The chances of you or a member of your family becoming a victim of violent crime are low. However, you can make yourself even less likely to be the victim of a violent crime by taking a few sensible precautions.

  • You will be safest in bright, well lit and busy areas.
  • Try to look and act confident - look like you know where you are going and walk tall.
  • If someone tries to take something from you, it may be better to let them take it rather than get into a confrontation and risk injury.
  • You can use reasonable force in self-defence. You are allowed to protect yourself with something you are carrying anyway (for example, keys or a can or deodorant), but you may not carry a weapon.
  • If you decide to defend yourself, be aware that your attacker may be stronger than you, or may take what you are using in self defence and use it against you. It is often better to shout loudly and run away.
  • Shout 'fire' rather than 'help' - it can get more results.
  • Try not to be conspicuous about the valuables you are carrying. Talking on your mobile phone, carrying a laptop or showing your friend your new gold ring all show thieves that you are worth robbing.
  • When you walking or jogging, you should not listen to a personal stereo through head phones, so you can stay more alert to your surroundings.

Personal Safety - theft and robbery

  • Carry your bag close to you with the clasp facing inwards. Keep it zipped up and make sure your wallet or purse can't be seen. Don't carry large amounts of cash.
  • Spread your possessions about - for example, keep your mobile phone separate from your purse and your keys separate from your credit cards.
  • Cover up any expensive jewellery and, if you must carry other valuables, be discreet.
  • Think about your route, especially if you're going to be on your own or carrying lots of shopping bags.

Vehicle crime

Nationally, vehicle crime has fallen by over 30% during the last five years. However, there are still more than two million vehicle related thefts each year and many of them could be prevented.

  • Never leave keys in the ignition - not even when you are paying for petrol.
  • Don't leave anything on display
  • Fit an alarm or immobiliser
  • Take care where you park your vehicle, avoid poorly lit and deserted areas. Try and find an area that is covered by CCTV cameras.

Business crime

Reducing the risk of business crime will help protect your profits and make sure that people who work with you are safe.

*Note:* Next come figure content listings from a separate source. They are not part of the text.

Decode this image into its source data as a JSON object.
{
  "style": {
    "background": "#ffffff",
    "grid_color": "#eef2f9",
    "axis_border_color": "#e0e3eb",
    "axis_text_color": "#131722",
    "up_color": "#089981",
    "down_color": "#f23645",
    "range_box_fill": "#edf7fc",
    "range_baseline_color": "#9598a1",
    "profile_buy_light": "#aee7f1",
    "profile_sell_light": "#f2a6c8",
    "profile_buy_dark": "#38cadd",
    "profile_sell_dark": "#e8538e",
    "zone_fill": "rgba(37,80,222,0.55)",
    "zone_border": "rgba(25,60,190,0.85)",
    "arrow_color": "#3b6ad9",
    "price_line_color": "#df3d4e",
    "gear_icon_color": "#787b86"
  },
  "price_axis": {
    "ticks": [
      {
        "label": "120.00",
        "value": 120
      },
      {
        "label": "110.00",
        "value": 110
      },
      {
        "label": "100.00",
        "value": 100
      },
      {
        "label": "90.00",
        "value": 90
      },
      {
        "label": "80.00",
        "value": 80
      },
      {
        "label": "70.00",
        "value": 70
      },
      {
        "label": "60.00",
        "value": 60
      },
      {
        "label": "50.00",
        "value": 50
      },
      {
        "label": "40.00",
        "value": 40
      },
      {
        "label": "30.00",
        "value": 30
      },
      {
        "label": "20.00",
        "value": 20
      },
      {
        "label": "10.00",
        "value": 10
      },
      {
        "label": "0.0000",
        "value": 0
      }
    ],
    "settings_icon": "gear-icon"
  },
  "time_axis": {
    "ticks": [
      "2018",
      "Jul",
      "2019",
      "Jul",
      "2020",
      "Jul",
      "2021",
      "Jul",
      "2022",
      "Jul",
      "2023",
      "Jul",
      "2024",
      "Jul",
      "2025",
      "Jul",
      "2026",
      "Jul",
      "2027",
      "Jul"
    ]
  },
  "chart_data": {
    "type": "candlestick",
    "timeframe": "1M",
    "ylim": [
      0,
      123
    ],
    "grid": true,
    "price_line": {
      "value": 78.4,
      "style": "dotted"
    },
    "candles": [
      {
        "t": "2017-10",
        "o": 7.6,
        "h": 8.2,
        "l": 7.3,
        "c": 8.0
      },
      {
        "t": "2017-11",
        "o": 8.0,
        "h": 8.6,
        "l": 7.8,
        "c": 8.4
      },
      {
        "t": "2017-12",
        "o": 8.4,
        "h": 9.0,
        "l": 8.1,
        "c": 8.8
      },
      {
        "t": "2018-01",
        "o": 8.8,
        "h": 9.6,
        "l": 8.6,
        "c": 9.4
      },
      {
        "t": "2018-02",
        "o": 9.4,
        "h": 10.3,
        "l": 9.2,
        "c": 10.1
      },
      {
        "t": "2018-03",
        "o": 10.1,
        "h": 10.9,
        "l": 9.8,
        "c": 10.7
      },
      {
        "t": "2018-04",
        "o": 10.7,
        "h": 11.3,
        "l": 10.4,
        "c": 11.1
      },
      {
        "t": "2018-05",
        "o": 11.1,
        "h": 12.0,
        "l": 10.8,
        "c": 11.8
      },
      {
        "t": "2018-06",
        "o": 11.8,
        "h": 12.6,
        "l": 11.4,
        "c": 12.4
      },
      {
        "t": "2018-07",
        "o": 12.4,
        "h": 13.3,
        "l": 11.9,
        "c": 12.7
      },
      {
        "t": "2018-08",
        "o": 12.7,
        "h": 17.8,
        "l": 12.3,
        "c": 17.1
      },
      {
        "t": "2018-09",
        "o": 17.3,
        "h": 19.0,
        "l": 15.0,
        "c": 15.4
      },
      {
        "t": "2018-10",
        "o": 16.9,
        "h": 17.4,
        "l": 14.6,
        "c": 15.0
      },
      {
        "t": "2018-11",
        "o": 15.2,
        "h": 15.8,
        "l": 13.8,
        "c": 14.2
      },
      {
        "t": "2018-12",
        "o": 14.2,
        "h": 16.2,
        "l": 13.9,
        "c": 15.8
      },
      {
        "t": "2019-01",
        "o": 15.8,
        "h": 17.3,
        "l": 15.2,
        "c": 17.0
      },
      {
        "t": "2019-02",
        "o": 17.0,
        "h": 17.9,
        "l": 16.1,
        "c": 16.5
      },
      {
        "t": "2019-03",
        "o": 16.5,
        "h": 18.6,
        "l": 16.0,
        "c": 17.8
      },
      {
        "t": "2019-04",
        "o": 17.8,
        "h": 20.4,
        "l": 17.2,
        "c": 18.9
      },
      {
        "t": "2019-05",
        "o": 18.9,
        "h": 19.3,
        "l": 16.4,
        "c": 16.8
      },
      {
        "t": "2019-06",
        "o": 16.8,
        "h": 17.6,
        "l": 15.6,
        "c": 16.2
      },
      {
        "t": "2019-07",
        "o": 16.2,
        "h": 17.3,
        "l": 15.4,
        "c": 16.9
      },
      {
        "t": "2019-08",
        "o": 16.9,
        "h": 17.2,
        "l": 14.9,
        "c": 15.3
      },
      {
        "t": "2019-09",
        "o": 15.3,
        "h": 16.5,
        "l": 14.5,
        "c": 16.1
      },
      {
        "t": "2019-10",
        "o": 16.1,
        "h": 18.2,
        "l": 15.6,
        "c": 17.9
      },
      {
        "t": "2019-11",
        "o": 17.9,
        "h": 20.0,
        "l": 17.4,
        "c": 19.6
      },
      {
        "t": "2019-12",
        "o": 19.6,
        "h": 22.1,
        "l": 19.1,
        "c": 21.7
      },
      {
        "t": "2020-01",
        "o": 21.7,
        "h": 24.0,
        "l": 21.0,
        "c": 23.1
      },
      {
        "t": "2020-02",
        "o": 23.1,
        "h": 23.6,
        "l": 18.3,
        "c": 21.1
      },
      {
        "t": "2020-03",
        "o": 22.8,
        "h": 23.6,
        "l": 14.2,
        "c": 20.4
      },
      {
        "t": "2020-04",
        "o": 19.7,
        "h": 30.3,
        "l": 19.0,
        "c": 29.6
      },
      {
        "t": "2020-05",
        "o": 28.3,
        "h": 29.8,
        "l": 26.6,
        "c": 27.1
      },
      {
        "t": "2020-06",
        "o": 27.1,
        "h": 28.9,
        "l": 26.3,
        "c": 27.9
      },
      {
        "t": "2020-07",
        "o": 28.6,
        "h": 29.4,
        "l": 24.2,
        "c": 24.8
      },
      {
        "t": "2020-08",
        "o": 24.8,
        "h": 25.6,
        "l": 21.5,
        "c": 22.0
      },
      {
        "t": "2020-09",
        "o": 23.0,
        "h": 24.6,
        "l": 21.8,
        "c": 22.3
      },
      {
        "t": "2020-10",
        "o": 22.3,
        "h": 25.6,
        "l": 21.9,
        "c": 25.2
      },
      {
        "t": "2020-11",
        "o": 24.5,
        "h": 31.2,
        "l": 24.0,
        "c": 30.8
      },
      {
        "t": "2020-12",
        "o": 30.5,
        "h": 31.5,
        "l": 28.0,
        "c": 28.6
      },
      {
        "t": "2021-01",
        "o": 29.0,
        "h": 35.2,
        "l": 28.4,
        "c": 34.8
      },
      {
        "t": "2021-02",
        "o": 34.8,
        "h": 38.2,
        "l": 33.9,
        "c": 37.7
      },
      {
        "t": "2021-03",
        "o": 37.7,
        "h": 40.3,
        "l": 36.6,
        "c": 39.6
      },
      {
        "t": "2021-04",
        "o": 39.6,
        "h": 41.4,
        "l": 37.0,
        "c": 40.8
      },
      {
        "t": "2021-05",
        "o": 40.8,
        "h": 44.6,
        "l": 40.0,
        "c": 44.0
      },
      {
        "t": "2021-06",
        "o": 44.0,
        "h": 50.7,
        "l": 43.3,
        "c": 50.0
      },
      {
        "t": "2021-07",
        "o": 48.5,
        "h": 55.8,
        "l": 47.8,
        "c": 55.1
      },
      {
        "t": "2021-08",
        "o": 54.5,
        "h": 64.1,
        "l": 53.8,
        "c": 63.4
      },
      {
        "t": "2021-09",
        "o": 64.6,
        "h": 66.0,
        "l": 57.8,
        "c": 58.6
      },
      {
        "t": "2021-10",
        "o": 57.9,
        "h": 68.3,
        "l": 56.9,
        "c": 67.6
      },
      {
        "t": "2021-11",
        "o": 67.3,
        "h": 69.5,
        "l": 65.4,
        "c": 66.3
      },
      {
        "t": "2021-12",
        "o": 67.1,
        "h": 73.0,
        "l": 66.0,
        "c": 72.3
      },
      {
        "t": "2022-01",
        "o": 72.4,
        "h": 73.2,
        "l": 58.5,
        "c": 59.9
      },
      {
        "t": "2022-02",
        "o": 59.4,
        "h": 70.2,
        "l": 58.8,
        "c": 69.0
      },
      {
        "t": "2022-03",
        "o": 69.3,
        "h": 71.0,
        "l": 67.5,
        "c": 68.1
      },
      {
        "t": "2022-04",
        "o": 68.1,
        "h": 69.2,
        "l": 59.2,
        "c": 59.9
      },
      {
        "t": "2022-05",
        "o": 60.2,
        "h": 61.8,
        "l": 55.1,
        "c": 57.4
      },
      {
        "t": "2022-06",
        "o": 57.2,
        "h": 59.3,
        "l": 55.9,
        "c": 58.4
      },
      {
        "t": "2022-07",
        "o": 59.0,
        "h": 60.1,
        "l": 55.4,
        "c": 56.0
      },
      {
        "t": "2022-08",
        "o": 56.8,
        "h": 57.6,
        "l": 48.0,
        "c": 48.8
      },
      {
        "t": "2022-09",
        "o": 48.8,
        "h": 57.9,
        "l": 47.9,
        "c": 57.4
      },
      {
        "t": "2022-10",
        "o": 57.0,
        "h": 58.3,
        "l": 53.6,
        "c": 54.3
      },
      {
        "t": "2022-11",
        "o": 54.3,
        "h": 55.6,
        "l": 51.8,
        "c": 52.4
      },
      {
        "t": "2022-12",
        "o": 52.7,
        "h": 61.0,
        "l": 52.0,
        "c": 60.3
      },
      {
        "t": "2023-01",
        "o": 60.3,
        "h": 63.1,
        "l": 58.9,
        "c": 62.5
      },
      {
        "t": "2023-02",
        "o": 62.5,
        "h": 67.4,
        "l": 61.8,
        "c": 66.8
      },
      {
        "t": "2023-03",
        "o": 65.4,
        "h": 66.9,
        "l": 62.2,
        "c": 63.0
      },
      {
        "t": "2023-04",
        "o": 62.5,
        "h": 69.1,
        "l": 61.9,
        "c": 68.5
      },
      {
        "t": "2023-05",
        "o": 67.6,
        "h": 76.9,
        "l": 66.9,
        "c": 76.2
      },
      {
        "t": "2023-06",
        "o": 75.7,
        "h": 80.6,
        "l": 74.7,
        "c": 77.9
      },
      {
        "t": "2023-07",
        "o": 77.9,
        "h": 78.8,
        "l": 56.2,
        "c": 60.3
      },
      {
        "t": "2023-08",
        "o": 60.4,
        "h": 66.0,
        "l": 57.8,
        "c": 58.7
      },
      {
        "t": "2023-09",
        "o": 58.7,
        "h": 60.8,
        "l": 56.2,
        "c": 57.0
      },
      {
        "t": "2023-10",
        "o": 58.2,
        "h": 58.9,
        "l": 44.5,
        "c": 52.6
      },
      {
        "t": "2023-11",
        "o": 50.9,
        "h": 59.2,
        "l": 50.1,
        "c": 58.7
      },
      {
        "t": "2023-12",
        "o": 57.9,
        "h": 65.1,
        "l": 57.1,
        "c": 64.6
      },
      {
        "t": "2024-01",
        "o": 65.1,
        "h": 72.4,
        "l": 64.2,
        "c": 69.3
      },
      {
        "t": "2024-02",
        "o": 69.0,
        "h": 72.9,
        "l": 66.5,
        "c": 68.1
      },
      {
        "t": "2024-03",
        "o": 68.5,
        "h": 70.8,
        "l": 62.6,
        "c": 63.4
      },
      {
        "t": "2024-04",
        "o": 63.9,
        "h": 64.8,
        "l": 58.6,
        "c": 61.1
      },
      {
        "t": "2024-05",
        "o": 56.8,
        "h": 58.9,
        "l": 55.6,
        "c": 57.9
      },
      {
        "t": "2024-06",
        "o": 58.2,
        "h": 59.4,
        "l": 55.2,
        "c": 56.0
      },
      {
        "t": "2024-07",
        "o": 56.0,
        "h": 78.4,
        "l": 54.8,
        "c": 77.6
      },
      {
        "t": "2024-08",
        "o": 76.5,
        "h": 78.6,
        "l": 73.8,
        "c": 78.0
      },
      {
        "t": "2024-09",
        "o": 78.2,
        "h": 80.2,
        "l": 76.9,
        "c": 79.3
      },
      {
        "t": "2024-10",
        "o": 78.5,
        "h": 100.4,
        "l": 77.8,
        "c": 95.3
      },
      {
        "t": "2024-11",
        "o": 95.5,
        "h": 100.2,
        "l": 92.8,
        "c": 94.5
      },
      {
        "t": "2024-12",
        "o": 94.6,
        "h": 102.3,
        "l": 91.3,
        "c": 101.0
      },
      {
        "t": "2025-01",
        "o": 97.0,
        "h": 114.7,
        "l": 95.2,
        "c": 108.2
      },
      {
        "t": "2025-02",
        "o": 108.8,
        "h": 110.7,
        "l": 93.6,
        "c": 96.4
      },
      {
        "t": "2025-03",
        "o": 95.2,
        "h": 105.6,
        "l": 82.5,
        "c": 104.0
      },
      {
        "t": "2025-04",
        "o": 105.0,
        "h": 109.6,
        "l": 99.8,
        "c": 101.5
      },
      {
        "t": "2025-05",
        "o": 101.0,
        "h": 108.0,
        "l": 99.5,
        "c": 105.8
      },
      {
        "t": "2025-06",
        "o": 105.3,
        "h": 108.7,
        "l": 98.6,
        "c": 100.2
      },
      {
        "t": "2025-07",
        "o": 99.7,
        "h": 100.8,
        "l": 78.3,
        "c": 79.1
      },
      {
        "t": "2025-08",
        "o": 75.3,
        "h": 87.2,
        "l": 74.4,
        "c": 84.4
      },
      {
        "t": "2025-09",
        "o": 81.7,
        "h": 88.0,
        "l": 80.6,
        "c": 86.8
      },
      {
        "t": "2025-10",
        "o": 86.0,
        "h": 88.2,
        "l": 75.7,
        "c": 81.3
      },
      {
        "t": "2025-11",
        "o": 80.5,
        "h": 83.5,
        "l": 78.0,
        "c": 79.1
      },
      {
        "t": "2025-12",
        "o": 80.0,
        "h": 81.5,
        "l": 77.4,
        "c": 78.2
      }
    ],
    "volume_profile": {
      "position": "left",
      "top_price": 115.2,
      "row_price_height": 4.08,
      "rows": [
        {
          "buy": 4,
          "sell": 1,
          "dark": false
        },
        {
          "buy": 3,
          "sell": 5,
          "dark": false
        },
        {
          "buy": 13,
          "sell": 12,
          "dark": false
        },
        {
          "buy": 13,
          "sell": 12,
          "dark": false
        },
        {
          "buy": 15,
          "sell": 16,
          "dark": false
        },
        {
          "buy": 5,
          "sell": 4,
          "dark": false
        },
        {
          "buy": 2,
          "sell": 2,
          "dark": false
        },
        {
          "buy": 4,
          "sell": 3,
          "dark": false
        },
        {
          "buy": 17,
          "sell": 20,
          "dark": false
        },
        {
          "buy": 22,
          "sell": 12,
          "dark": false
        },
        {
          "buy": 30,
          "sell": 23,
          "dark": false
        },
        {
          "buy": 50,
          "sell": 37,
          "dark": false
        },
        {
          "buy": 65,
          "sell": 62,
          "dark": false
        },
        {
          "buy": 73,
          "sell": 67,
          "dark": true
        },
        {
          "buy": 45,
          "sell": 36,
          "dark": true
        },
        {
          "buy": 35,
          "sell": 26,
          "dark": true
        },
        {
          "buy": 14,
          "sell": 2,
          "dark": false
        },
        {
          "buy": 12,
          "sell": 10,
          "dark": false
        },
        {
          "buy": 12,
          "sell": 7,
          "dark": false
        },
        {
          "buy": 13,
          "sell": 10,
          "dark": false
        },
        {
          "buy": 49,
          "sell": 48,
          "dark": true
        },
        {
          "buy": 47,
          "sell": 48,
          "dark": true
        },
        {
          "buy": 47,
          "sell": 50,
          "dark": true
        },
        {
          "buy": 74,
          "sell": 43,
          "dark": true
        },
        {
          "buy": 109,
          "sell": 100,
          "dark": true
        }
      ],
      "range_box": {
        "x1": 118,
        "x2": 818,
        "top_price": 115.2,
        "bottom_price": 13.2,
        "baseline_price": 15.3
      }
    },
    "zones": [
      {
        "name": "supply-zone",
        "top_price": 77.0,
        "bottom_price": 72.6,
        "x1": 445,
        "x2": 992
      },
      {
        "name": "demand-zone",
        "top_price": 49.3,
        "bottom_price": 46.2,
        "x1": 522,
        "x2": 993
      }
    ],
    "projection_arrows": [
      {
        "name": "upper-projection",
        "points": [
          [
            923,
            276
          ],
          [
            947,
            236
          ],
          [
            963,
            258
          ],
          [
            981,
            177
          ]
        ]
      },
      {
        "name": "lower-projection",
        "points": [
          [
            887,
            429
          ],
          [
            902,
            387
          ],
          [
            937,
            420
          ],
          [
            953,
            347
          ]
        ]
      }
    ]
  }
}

  • Avoid working alone. Get your more experienced staff to work with inexperienced and more vulnerable staff.
  • Do not keep large amounts of money in your till. Leave tills open and empty overnight. Vary your routine when going to the bank.
  • Make it easy to see and be seen. Keep shelves low enough for staff to see what shoppers are doing. Use mirrors to reduce blind spots.
  • Prevent fraud by routinely checking credit and debit cards in line with guidance from card issuers. Check bank notes for forgery.